Sono sempre stata appassionata di design e, quando ero studentessa, avevo la camera piena zeppa di riviste. Le compravo per rendere la mia camera (e un giorno la mia casa) più accogliente, ma erano così tante che ad un certo punto diventarono il principale problema dell’abitabilità della mia stanza.
Come le mie riviste di allora, spesso arrediamo mossi dalla passione per l’arredamento o dal gusto estetico (“questo sta bene/è bello qui”), ma la casa non ci regala il relax di cui avremmo bisogno.

Il problema è che concepiamo la casa come una vetrina e la vediamo con gli occhi di chi ci verrà a trovare, con l’ansia di essere giudicati per il nostro gusto, la nostra creatività, ecc.
Invece dovremmo pensare alla casa come ad un nido, fatto per accoglierci e proteggerci dallo stress del lavoro e dal caos quotidiano, che dovrebbero rimanere fuori dalla porta.

Il mio piccolo trucco è domandarsi:

“Se fossi sicura che non entrasse nessuno per 5 anni – ma proprio nessuno, nemmeno l’elettricista, mia mamma, nessuno – come arrederei questa casa?”
“Per chi ho fatto questa scelta in casa mia: per me o per chi l’avrebbe potuta vedere?”

Con questa domanda, che, almeno nel mio caso, bisogna ripetersi per mesi e mesi prima che inizi a fare davvero effetto perchè lo sguardo “estetico” ce l’abbiamo dentro, il focus si sposta su “cosa mi fa stare bene?”
Quel soprammobile sta lì a raccontare che sono stata a Londra (e quindi sono figa, perchè viaggio!) o lo tengo a vista perchè quando lo guardo mi si scalda il cuore?
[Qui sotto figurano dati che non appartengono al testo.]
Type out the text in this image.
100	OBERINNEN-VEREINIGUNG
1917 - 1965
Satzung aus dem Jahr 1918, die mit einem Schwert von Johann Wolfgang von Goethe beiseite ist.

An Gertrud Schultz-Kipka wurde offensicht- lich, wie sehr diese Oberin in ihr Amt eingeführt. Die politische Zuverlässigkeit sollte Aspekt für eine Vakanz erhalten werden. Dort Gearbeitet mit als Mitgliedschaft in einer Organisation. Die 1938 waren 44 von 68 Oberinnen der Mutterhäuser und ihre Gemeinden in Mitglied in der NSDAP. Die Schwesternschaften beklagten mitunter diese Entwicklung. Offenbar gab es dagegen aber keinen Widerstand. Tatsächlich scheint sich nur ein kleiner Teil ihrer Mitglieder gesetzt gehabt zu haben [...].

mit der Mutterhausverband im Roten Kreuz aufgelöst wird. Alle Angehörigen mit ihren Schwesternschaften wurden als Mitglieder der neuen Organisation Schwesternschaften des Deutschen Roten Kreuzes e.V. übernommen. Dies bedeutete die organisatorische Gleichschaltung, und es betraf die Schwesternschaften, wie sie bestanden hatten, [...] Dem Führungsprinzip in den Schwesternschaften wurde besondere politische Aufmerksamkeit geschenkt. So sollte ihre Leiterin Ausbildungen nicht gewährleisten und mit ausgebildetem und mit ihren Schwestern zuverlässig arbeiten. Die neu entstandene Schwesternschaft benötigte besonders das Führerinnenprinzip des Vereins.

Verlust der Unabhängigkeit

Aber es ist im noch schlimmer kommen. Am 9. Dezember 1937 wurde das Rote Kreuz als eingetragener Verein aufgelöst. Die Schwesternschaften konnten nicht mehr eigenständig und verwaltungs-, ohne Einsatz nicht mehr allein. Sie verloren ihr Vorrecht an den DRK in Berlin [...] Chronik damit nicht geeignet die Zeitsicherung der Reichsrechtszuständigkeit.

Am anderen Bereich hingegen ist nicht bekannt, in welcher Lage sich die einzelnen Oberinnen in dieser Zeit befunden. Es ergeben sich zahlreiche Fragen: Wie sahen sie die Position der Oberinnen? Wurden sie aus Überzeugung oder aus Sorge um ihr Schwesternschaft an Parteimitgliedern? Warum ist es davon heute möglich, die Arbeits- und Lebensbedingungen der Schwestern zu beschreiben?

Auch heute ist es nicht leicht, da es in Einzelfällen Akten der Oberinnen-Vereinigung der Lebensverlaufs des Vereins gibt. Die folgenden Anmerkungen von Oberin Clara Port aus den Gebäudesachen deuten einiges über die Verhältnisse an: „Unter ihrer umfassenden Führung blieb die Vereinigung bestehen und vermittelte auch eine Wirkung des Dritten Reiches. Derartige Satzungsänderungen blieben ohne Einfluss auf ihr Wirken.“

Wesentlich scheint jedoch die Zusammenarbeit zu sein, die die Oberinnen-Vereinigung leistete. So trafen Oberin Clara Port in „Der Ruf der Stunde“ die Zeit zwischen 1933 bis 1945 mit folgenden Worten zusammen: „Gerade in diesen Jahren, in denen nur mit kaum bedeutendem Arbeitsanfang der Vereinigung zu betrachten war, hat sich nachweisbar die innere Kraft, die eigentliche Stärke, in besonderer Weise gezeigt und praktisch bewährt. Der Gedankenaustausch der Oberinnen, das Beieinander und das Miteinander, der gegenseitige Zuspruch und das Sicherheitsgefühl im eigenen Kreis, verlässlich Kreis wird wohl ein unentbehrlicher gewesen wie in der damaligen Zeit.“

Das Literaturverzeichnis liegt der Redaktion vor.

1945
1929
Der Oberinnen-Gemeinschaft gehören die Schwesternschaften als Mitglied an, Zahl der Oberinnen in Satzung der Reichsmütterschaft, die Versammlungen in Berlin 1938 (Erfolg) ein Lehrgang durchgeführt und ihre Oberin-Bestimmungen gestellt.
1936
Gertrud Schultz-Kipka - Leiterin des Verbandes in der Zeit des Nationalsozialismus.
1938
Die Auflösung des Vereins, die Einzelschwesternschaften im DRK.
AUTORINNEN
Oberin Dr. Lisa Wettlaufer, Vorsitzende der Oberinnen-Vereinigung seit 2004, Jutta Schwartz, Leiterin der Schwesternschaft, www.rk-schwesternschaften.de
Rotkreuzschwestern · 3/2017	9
Ho messo lì una mensola perchè mi sembrava proprio che disegnasse bene la parete o perchè risponde ad una mia necessità precisa di avere qualcosa a quell’altezza in quel punto (io ho scoperto che ogni mensola che aggiungo è una superficie su cui è impossibile non appoggiare cose random e mi sto disintossicando! sono quasi fuori dal giro degli anonimi mensolisti!!)?

Secondo la disciplina del design (quella seria, che migliora la vita, non le cose sparafleshose fatte per dire “quanto è belloooo”), ma anche la concezione giapponese di ‘bellezza’, se una cosa è funzionale è di conseguenza anche bella.
Quindi anche eventuali ospiti poi ne gioverebbero 🙂

Ah, quella volta delle riviste poi, ho capito che era un “o loro o me”, ma non sono riuscita a buttarle: mi sono seduta, le ho risfogliate tutte (per settimane!) e ho tenuto solo le pagine che davvero mi interessavano.
Perchè minimal non si nasce, ma ci si diventa lentamente.